Saturday, April 28, 2007

Turkey's Army Raises The Stakes With The Islamists

Turkey's army is sending very public signals to the government that it may act to protect Turkey's system of secular government if the AKP party elects the Islamist Abdullah Gul as President. This from the ETB24 News Service:

Turkey's Islamist-rooted government condemned on Saturday an army threat to intervene in the nation's presidential contest while the EU and the United States urged a peaceful resolution of the crisis.

The army, which has ousted four governments in the past 50 years, issued a toughly worded statement on Friday expressing concern over the election and said it was ready to act in defence of the secular system separating state and religion.

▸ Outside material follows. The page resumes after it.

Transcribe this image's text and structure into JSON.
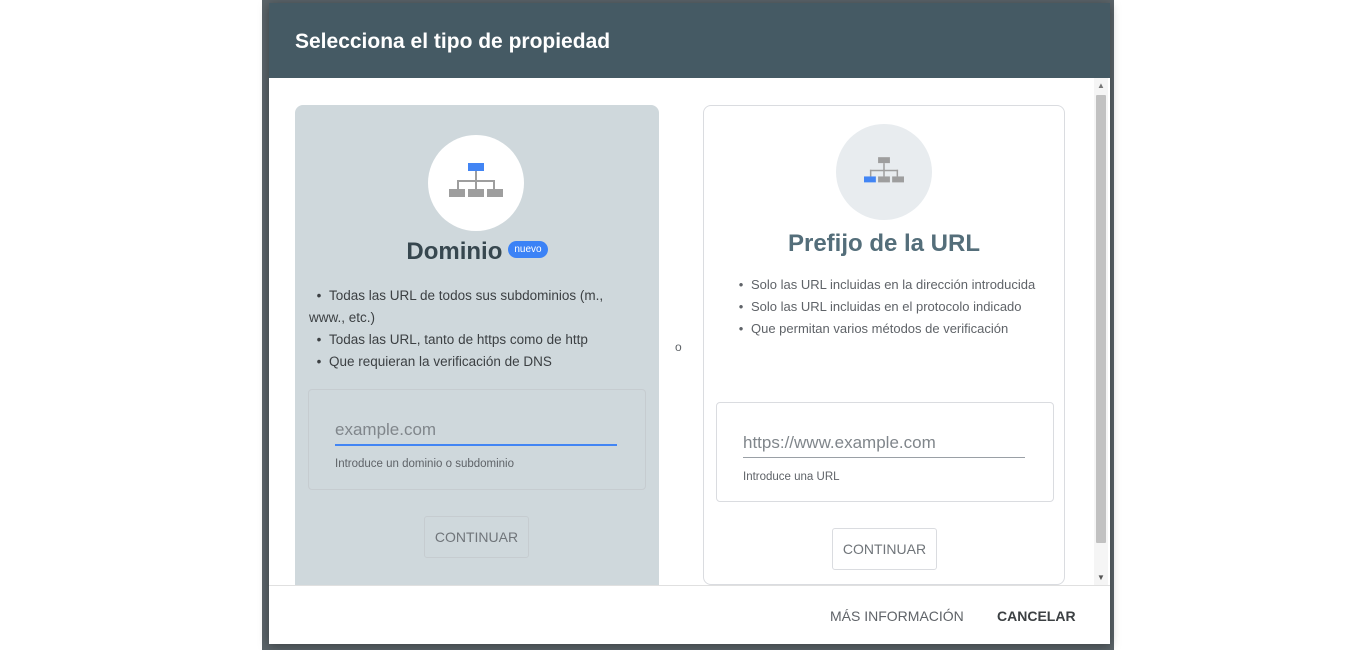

Government spokesman Cemil Cicek's attack on the army marked an escalation in an election row pitting Turkey's secular elite, including the powerful army generals, against a government they accuse of trying to increase the role of Islam in politics.

. . . The secularists believe the ruling AK Party's presidential candidate, Foreign Minister Abdullah Gul, a former Islamist, would chip away at the secular state if elected. As president he would be commander in chief of the armed forces.

Prime Minister Tayyip Erdogan spoke on Saturday by telephone with Turkey's top general, Yasar Buyukanit, Cicek said, adding the military must stay under strict civilian control.

Cicek said the army statement was aimed against the government and was timed to influence the Constitutional Court which is set to study a legal challenge to Friday's inconclusive first round of the presidential election.

. . . The European Union, which Turkey hopes to join, and Ankara's NATO ally the United States urged respect for democracy. "This is a test case if the Turkish armed forces respect democratic secularism and the democratic arrangement of civil-military relations," EU enlargement chief Olli Rehn told reporters in Brussels.

. . . Karl Duckworth, U.S. State Department spokesman in Washington, said: "The United States fully supports the constitutional process of Turkey's secular democracy. The Constitutional Court will have to decide on any questions regarding Turkey's presidential elections..."

Friday's army statement followed Gul's failure to win enough votes in parliament in the first round of the presidential election. A second vote is set for next Wednesday.

Secularist opposition parties boycotted Friday's session. One of them has asked the Constitutional Court to annul Friday's vote because there were fewer than two thirds of deputies in the chamber at the time. The government says the vote was valid.

If the court upholds the opposition appeal next week, Erdogan would have to call a snap election. President Ahmet Necdet Sezer, a staunch secularist, would stay in office until a new parliament could elect his successor.

. . . Ten years ago, Turkey's army ousted Islamist premier Necmettin Erbakan's government, in which Gul also served, with strong public backing and without tanks on the streets.

Few are predicting another military coup in Turkey, where economic growth is robust and Erdogan's government popular, but the army statement has raised the stakes in the battle of wills. Analysts say an early general election may be the only way to defuse the tensions and allow the country to move forward.
Read the entire article here. I am unsure how to feel about the EU's warning. On one hand, it is comic for being utterly meaningless. There is no military threat behind it, and it is pretty clear that the EU will not forgo a single euro in trade over it. On the other hand, it is rather ironic for being issued in protection of Islamists. If Gates of Vienna's compelling arguments on Islamicization in Europe and its likely course are accurate, this continued EU willingness to do business with and support Islamists may be biting them sooner rather then later.